Each persona is a profile with two blocks:

* a **system block** — bundled with tiny-brain, versioned, and updated with
  the plugin. It defines the stance: what to read before writing, which
  skills to reach for, what's out of scope.
* a **user block** — yours. Custom rules and details layered on top of the
  system stance, preserved across plugin updates.

tiny-brain ships with the **developer** persona. Its stance is a compact
statement of the whole system: be pipeline-led (the review pipeline is the
quality bar), be skill-first (`/plan`, `/fix`, `/spike`, `/adr` before
improvising), let hooks own tracking state, use the repo's own script
commands, and read the repo's context files before writing code. Just as
important is what it rules out — inventing phase models, re-running reviews
the pipeline will run anyway, hand-editing tracking files.
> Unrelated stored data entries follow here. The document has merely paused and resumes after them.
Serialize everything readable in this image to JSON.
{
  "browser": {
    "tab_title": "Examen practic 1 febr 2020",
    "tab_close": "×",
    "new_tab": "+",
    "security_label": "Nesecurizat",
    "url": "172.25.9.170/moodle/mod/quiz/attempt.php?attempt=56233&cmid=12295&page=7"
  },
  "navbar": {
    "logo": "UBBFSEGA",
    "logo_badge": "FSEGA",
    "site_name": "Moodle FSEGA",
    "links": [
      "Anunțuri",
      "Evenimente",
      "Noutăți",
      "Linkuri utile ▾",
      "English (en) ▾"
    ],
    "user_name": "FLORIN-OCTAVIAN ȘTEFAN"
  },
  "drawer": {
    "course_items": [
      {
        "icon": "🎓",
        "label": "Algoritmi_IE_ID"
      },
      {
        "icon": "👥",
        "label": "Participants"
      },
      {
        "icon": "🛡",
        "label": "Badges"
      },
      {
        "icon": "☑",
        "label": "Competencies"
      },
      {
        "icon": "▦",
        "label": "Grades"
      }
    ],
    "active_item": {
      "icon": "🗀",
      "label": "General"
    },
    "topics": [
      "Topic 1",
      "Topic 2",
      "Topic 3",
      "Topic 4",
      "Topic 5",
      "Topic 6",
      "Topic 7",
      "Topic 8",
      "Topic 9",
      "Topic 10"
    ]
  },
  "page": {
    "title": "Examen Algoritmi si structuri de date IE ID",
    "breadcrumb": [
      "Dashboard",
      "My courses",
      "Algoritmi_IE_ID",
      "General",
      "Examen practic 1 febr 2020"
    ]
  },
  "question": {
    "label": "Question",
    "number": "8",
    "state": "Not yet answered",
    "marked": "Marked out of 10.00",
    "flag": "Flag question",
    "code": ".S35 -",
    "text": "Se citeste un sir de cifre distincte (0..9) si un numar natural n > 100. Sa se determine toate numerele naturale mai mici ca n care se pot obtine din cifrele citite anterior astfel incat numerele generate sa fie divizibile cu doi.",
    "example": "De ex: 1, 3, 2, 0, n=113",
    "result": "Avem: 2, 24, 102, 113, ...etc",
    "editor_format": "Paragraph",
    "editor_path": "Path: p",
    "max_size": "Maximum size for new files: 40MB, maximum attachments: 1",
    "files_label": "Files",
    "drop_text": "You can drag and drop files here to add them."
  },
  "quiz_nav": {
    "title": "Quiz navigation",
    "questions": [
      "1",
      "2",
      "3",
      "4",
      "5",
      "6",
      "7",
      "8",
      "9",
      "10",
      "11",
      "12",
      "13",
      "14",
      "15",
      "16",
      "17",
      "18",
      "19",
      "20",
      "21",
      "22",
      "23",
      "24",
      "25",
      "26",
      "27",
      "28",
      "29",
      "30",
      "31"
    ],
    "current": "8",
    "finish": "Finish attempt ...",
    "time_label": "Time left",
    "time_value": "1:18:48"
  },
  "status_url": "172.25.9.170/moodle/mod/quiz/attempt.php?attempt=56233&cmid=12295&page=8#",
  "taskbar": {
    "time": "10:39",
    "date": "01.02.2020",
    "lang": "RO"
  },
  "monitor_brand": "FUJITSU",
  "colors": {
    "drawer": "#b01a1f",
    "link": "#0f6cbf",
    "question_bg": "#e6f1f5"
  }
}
## How it reaches the agent

The session-start hook injects the active persona's context into the
session; the same content is available directly:

```bash theme={null}
tiny-brain as developer
```

The default persona is set in the repo's tiny-brain config
(`defaultPersona`), so every session in the repo starts from the same
identity — regardless of which AI tool opened it.

## Why this exists

Without a persona, every session re-negotiates its working style from
scratch, and two sessions in the same repo can behave like two different
engineers. With one, the discipline is repo-level: the stance travels with
the repository, survives across sessions and tools, and can be tuned by the
team in the user block without forking the bundled rules.